En 2014, l’édition des textes de jeunesse de Bernard Charbonneau (1910-1996) et Jacques Ellul (1912-1994) a montré à quel point ces deux auteurs étaient visionnaires. Ils ont développé une vision commune de l’écologie politique tout au long de leur existence et de leurs nombreux écrits.
Amis pour la vie, l’un agnostique et l’autre protestant, les deux intellectuels ont été biberonnés au scoutisme unioniste. Ils ont été, dès 1933, des pionniers en matière d’écologie politique en France. Alors qu’ils demeurent peu connus, très rares sont les lecteurs à avoir lu, ensemble, Charbonneau et Ellul. C’est le défi que relève brillamment le professeur Frédéric Rognon dans un maître livre qui vient de paraître, clair et méthodique, Le défi de la non-puissance*.

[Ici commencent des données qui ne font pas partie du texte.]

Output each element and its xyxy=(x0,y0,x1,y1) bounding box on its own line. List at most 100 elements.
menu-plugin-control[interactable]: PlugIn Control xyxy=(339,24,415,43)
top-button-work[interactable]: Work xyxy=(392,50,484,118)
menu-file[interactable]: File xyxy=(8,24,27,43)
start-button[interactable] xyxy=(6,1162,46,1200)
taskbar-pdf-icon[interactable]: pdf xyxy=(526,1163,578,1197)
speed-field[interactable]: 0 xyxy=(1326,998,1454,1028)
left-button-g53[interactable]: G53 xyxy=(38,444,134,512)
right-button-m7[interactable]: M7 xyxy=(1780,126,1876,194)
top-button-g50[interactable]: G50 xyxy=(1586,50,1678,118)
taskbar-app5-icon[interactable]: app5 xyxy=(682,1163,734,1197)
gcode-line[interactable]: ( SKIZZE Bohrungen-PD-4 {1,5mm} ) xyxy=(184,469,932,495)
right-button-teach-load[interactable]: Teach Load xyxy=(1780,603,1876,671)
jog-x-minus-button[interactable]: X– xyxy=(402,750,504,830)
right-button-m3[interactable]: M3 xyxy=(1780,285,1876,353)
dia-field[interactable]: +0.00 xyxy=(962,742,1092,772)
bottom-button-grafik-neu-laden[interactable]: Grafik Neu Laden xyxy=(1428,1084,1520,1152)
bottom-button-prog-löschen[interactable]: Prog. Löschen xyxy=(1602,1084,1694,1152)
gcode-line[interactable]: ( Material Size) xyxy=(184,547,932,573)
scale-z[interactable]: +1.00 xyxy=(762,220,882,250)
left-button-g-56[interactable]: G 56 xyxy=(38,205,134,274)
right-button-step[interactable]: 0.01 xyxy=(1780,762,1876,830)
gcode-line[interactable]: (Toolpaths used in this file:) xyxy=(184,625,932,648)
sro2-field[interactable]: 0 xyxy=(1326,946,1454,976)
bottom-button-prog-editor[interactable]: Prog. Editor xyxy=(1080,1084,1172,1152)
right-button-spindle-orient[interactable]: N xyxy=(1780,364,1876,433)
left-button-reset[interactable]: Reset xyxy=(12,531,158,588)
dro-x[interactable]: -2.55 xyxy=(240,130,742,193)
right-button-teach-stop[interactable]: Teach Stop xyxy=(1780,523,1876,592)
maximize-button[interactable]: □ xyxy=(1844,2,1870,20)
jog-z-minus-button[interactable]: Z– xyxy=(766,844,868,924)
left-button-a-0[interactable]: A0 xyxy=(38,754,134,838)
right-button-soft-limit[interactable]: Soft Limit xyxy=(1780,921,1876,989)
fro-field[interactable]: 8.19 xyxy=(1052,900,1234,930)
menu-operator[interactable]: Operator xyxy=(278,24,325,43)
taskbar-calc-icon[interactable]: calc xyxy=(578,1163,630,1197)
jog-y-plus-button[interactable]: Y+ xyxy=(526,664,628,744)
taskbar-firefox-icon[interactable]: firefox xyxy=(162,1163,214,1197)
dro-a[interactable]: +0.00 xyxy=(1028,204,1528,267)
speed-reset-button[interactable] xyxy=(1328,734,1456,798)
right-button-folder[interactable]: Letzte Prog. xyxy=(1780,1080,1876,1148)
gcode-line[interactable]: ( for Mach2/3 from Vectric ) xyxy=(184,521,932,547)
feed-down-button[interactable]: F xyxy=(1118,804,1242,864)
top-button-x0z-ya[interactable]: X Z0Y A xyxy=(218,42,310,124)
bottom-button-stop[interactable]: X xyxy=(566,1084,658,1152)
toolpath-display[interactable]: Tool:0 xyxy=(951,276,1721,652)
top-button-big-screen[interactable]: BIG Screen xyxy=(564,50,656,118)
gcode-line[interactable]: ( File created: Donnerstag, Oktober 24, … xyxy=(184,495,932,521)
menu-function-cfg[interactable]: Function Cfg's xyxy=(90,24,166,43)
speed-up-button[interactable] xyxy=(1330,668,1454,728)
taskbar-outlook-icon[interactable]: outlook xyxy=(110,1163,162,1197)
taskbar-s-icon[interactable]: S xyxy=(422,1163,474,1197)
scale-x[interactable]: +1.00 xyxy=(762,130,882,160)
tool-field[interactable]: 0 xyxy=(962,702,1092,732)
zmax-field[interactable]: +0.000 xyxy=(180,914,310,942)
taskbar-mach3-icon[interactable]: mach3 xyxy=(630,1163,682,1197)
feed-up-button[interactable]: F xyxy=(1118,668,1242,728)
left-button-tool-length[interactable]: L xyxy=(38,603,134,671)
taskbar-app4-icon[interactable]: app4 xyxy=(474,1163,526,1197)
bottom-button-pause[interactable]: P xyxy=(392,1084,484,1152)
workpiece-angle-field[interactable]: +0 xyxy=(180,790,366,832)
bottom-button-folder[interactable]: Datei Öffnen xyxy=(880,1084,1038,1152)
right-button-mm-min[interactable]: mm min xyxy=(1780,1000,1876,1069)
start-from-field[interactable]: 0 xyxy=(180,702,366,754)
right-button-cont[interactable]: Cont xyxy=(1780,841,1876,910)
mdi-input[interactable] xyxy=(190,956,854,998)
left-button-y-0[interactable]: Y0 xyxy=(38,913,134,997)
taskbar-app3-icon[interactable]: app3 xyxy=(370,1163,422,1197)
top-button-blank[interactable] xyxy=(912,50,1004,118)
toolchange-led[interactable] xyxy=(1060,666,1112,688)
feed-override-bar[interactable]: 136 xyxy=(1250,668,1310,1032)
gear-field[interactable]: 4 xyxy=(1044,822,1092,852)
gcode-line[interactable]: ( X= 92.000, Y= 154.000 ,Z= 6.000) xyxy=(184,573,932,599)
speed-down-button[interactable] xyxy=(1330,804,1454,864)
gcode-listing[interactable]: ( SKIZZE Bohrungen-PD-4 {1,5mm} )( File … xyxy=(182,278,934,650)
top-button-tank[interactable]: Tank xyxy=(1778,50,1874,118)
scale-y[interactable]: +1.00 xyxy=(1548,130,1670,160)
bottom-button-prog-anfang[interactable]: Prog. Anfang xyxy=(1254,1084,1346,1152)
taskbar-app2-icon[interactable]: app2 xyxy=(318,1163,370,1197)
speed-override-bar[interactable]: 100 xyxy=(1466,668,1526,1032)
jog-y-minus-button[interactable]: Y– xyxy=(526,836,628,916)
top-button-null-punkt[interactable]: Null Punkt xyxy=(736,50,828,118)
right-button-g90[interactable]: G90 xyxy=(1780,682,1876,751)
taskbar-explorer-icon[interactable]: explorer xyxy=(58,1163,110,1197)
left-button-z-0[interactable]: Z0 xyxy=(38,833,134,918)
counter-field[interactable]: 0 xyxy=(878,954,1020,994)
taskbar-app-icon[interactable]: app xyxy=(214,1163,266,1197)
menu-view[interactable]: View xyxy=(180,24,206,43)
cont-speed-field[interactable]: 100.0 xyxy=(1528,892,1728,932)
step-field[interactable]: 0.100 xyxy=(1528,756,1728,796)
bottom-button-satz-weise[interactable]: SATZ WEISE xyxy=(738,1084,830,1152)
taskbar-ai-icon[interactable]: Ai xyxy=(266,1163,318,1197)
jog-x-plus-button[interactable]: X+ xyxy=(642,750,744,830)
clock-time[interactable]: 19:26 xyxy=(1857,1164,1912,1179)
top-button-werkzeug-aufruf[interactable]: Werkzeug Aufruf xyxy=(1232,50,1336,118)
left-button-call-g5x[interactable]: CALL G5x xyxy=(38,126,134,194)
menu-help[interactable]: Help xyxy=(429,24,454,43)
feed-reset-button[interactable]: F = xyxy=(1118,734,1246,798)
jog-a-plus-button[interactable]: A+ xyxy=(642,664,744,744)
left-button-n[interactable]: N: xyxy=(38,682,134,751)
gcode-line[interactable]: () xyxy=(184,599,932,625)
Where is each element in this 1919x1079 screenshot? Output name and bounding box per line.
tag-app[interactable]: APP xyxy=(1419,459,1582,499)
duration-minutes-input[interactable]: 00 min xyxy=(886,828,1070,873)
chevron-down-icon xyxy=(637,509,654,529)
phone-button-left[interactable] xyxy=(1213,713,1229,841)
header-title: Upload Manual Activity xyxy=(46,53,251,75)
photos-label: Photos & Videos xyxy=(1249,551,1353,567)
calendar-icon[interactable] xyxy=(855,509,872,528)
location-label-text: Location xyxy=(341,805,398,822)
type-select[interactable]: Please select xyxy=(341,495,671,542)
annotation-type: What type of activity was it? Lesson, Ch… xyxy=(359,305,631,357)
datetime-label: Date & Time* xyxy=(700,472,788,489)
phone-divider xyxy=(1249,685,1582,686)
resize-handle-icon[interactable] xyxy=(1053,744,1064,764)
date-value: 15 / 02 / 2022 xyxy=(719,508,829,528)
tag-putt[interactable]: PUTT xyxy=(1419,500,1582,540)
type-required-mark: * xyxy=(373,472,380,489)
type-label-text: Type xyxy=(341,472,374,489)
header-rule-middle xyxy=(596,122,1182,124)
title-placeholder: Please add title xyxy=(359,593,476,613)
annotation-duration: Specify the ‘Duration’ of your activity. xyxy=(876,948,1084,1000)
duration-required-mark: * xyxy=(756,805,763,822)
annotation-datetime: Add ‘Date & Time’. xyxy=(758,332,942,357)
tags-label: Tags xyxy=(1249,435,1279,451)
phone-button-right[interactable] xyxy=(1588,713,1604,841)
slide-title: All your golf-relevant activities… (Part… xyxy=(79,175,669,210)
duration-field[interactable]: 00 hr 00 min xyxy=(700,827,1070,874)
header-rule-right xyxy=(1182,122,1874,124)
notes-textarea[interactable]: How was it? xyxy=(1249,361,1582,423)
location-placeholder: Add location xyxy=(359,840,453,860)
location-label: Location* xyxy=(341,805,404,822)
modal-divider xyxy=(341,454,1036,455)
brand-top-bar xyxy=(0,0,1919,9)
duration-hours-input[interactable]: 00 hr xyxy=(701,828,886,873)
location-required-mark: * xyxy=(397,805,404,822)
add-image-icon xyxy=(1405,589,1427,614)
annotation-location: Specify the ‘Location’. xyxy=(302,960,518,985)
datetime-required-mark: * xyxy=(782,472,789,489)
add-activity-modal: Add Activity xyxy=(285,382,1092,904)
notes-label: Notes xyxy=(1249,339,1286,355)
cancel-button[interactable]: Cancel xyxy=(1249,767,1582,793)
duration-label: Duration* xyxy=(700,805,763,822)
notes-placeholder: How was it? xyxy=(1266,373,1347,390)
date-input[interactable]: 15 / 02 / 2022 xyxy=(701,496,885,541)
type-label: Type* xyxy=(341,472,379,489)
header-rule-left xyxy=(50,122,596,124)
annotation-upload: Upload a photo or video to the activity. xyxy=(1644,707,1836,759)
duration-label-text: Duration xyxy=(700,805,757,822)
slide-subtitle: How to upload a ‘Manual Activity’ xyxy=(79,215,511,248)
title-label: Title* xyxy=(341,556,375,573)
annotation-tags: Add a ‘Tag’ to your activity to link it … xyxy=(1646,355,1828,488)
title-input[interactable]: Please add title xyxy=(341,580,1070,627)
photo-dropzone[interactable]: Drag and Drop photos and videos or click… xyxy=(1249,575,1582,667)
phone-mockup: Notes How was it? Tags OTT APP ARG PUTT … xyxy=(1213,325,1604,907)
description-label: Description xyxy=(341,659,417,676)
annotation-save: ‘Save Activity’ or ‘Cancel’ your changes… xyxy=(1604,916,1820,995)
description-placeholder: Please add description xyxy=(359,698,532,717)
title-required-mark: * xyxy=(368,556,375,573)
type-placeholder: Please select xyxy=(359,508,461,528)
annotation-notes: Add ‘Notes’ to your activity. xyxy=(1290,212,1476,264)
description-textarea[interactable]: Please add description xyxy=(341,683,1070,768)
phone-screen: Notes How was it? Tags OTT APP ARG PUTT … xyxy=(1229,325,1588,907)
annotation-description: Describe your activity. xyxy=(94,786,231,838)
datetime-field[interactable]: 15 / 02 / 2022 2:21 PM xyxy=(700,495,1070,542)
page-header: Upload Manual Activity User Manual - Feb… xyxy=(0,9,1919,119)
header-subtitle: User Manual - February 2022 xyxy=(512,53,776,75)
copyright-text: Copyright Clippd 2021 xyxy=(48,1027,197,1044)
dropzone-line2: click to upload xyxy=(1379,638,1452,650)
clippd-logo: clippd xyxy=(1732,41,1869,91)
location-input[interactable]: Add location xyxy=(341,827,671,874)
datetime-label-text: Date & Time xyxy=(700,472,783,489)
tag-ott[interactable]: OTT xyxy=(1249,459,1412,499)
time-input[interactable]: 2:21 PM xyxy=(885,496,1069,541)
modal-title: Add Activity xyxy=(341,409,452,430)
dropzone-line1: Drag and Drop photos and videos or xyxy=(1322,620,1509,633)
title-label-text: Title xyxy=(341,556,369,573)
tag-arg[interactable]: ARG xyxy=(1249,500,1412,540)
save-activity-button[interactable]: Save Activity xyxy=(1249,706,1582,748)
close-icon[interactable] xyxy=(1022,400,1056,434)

Il donne à lire des textes parfois inaccessibles et a l’originalité de faire sans cesse des va-et-vient d’un auteur à l’autre pour montrer leurs fécondations réciproques. Cet ouvrage est majeur. Il révèle l’actualité saisissante de ces deux œuvres, ô combien réalistes, et donne des outils pour réfléchir et agir sous le signe du « penser global, agir local », qu’ils ont inventé. C’est un constat de l’impuissance (la nôtre, bien souvent) et un éloge de la puissance (l’esprit de résurrection) de la non-puissance au milieu d’un monde marqué profondément par une puissance mortifère (l’esprit de mort). La lecture de ces pages « [...] exige d’être prêts à plus d’une remise en question, à plus d’une conversion. C’est tout notre regard, toutes nos habitudes de pensée, tous nos styles de vie qui se trouvent interrogés. Mais tel est le prix à payer pour qu’une lucarne s’ouvre, pour qu’un fil de lumière perce les ténèbres de l’avenir. Tel est le prix de l’espérance. » À leur suite, il s’agit d’être des hommes et des femmes réellement libres et responsables en ce monde pour y être d’authentiques témoins d’espérance.
Jean-Sébastien Ingrand
*Le défi de la non-puissance. L’écologie de Jacques Ellul et Bernard Charbonneau de Frédéric Rognon, éditions Olivétan, 2020.